3. 3 Bednets are hot and stuffy. This isn’t so much a myth as a matter of
opinion; my personal argument against this barrier to bednet use is: It’s worth
it, to be just a little hotter at night, to keep the killer mosquitoes away; and
frankly, it’s worth it just to keep EVERYTHING ELSE out of my bed: the mouse
that haunts my kitchen, the beetles that love the light of my headlamp, the
crickets that want to snuggle up with me in the middle of the night, the
occasional gecko or lizard that wanders into my room and gets tempted by the
sight of all that soft, comfy bedding. They’re nice lizards; I just don’t want
to go to bed with them. I am perhaps too
attached to my mosquito net: it’s my security blanket that keeps out all the
things that go bump in the night. And,
you know, it also helps prevent a disease that can kill you. So, I’d say that’s a fair tradeoff for a
slightly warmer sleeping situation.
Sunday, April 28, 2013
This week’s news roundup
Here’s a
bee swarm that Leah and I found on our walk up to Shaikou Oumar’s house :
Alas, I
didn’t get any pictures of the monkey that I found hiding out in my avocado
tree—I suppose I should be upset that he’s up there stealing avos and mangoes,
but he got so scared he dropped an avocado for me (I’m sure he meant it for
me), so I’m doubly tickled pink.
Meanwhile,
the pine trees in the tree nursery are growing taller, while the water level in
the wells keeps dropping. Most mornings,
I walk through the pine plantation to work with the pepiniere (tree nursery)

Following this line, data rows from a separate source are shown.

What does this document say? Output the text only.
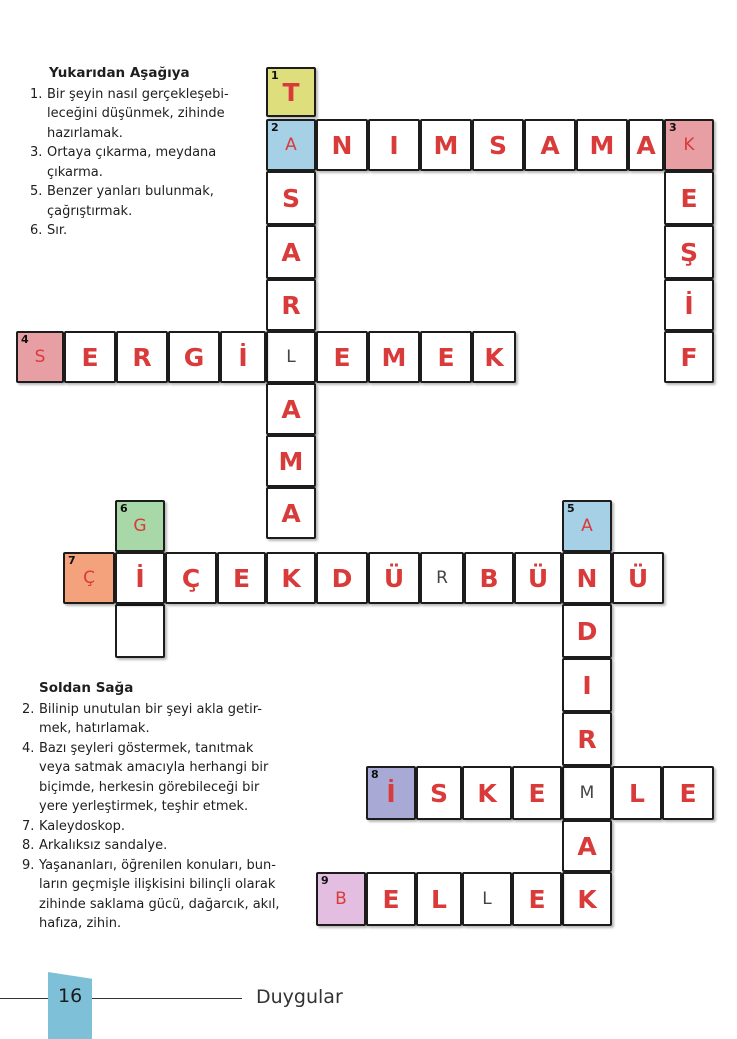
Yukarıdan Aşağıya
1. Bir şeyin nasıl gerçekleşebi-
leceğini düşünmek, zihinde
hazırlamak.
3. Ortaya çıkarma, meydana
çıkarma.
5. Benzer yanları bulunmak,
çağrıştırmak.
6. Sır.
Soldan Sağa
2. Bilinip unutulan bir şeyi akla getir-
mek, hatırlamak.
4. Bazı şeyleri göstermek, tanıtmak
veya satmak amacıyla herhangi bir
biçimde, herkesin görebileceği bir
yere yerleştirmek, teşhir etmek.
7. Kaleydoskop.
8. Arkalıksız sandalye.
9. Yaşananları, öğrenilen konuları, bun-
ların geçmişle ilişkisini bilinçli olarak
zihinde saklama gücü, dağarcık, akıl,
hafıza, zihin.
1
T
2
A N I M S A M A
3
K
S
A
R
L
A
M
A
E
Ş
İ
F
4
S E R G İ	E M E K
6
G
5
A
7
Ç İ Ç E K D Ü R B Ü N Ü
D
I
R
M
A
K
8
İ S K E	L E
9
B E L L E
16	Duygular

group for a few hours—we water and weed, and I get a little bit of the morning’s
gossip in Pulaar: who died, who’s getting married, and who is off harvesting
her tomatoes instead of helping us water. Alas, my Pulaar still isn’t good enough to get
any juicy details. On Tuesday we dug
down a few feet further in hopes that our closest well would produce enough
water to cover all 10 beds of tree seedlings; alas, it’s still not quite
enough, so we end up making a few trips to the further well. Where I dropped a watering can
yesterday. And unfortunately, not one of
the lightweight plastic ones that floats; no, I dropped a metal one, and it
sank like a stone. I’m quite grateful to
Barbe, who managed to fish it back out.
I’ve built
one more mud cookstove, and I’ve got another new request for help building one,
but they’re not sure when they want to build it… my life moves very
slowly.
And it was
my birthday last week! Kim brought me
chocolate chip brownie mix when she visited, so on my birthday I brought it
into Dalaba and Christina and I made brownie pancakes: follow the instructions
on the box but add one extra egg, drop the batter into a good nonstick pan to
make coaster-sized pancakes, and voila, instant brownies without an oven. Chocolate is SO GOOD!
Also, this week is Malaria Month—I’ll be writing a separate blog post all about that. But here’s one helpful hint: eating mangoes will not make you ill with malaria. Which is a good thing, because with my current 4-mango-a-day habit, if there were any truth to that myth, no amount of malaria prophylaxis could keep me safe through rainy season.